Les tensions se sont récemment accrues entre Paris et Bamako. Le 26 janvier, le ministre et porte-parole du gouvernement malien Abdoulaye Maïga avait ainsi donné pour «conseil» de se taire à la ministre française des Armées Florence Parly, après que celle-ci a accusé les autorités maliennes de multiplier les «provocations». Pour rappel, les relations entre Paris et Bamako se sont fortement détériorées depuis que les militaires au pouvoir ont décidé de repousser la date prévue des élections qui auraient ramené les civils à la tête du Mali. Ils ont fait valoir qu’il était actuellement impossible d’appeler les Maliens aux urnes du fait de l’insécurité persistante sur un territoire dont les deux tiers échappent au contrôle des autorités. Les militaires au pouvoir réclament le temps de mener à bien des réformes essentielles selon eux et d’organiser des élections incontestables.

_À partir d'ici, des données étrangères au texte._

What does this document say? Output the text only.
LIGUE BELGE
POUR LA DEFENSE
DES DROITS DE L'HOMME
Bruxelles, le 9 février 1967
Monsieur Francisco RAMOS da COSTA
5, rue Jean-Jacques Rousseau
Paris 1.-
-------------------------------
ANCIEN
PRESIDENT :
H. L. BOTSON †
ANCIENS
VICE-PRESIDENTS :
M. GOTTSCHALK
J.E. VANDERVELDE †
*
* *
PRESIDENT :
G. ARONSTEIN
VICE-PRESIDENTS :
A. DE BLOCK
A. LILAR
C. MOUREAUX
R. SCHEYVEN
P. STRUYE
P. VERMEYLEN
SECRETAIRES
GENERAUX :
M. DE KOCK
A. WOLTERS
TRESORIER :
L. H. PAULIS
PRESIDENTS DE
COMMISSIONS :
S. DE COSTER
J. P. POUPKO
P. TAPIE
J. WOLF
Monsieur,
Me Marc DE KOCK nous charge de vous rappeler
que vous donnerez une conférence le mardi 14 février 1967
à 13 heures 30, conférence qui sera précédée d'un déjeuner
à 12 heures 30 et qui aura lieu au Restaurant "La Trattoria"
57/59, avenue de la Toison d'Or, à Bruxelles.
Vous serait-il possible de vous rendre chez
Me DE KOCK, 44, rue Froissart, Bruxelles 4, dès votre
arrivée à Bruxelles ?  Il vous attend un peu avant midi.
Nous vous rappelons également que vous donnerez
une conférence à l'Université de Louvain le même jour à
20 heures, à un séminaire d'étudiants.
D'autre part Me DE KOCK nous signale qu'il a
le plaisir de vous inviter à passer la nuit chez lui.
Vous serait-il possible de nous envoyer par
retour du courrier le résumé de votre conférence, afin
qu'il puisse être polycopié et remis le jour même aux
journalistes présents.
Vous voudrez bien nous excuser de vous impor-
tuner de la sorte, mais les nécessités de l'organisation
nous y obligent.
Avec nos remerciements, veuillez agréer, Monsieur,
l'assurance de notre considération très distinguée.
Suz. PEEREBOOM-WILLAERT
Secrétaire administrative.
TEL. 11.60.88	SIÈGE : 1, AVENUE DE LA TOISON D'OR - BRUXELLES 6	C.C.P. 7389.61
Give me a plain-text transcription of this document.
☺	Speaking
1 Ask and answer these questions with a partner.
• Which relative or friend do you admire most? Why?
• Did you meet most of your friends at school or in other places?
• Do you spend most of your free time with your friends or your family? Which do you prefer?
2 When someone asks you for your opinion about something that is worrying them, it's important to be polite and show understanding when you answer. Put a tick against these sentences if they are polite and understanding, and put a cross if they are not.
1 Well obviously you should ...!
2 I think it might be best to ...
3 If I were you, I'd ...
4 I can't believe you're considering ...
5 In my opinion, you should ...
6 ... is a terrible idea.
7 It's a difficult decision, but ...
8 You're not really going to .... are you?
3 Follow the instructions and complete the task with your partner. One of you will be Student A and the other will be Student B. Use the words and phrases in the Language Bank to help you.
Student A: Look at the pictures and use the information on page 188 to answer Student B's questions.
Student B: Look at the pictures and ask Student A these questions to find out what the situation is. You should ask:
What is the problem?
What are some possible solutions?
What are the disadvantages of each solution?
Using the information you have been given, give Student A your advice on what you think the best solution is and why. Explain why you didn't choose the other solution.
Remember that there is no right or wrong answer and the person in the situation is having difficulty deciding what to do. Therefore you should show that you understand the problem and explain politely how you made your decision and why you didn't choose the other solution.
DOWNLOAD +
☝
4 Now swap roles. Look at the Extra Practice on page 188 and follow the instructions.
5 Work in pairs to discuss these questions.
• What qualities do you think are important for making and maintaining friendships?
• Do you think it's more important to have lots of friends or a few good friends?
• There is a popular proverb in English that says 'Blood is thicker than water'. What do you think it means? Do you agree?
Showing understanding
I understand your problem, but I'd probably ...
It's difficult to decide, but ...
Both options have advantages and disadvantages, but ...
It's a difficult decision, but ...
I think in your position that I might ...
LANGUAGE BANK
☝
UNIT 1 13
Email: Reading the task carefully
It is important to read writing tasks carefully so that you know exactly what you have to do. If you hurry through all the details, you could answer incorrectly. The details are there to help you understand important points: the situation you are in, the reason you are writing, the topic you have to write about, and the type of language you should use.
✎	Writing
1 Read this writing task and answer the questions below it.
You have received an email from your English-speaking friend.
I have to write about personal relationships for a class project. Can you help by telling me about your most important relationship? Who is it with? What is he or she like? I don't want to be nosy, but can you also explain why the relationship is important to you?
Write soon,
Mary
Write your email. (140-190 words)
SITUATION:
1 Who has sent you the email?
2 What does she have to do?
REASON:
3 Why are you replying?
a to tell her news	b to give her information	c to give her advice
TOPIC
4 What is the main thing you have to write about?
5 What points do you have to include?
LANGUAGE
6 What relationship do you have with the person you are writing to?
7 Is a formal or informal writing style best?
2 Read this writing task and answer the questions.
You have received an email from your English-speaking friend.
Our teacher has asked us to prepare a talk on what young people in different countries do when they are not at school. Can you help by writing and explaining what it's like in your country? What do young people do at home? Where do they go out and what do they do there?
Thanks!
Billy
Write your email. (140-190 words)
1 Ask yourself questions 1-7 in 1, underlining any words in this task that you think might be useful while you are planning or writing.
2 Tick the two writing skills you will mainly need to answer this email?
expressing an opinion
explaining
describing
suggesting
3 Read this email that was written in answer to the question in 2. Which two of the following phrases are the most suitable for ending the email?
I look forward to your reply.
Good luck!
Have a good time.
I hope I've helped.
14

Outre la France, la Cédéao (Communauté économique des Etats de l’Afrique de l’Ouest) a réagi à cette décision, en infligeant de sévères sanctions au Mali.
Intérêts français menacés
Abdoulaye Diop, ministre des Affaires étrangères malien, estime que l’hostilité de la France à l’égard des militaires au pouvoir s’explique par le fait que ceux-ci menacent les intérêts de l’Hexagone, à la fois dans le pays et la région.
Lors d’un déplacement à Bruxelles le 28 janvier, A. Diop, a fustigé les récentes critiques formulées par la France envers les militaires au pouvoir dans le pays. «Tout ça parce qu’on a touché à leurs intérêts», a-t-il expliqué dans une vidéo dont l’authenticité a été confirmée par les autorités maliennes. Selon le ministre, c’est la décision de ne pas tenir des élections en février qui est contraire aux intérêts de la France et qui explique son animosité. Et de préciser que les partisans de la tenue d’élections le 27 février, date initialement envisagée, souhaitent que «les mêmes personnes reviennent prendre le pouvoir». Le ministre a accusé la France d’avoir applaudi des coups d’Etat par le passé : «La France, qui dit qu’elle défend la démocratie, elle est allée dans d’autres pays, elle a installé des chefs d’Etats qui ont fait des coups».
Les relations entre la France et son ancienne colonie se sont tendues Depuis six mois, la France a entamé un redéploiement de son dispositif militaire au Mali, en quittant ses trois bases les plus au nord. Ses effectifs, qui s’élevaient à plus de 5 000 militaires au Sahel, ont décru, avec l’objectif affiché de n’en garder que 2 500 à 3 000 d’ici 2023. Depuis janvier 2022, la tension a encore augmenté avec l’adoption par la Communauté économique des Etats d’Afrique de l’Ouest (Cédéao) d’une batterie de sanctions sévères, fermant les frontières avec le Mali et mettant le pays sous embargo. Les sanctions, soutenues par la France, les Etats-Unis et l’Union européenne, ont été prononcées après l’annonce par les militaires au pouvoir de leur intention d’organiser la transition à un horizon de cinq ans.
Dans la vidéo, A. Diop a répondu que le Mali, en reportant les élections, «veut bâtir quelque chose de solide, pour demain et après-demain». Face aux accusations de Paris selon lesquelles les mercenaires du groupe paramilitaire russe Wagner soutiendraient les militaires maliens sous couvert de lutte anti-djihadiste, le ministre a rétorqué que le Mali et la Russie étaient depuis longtemps partenaires, notamment dans le domaine de la coopération militaire.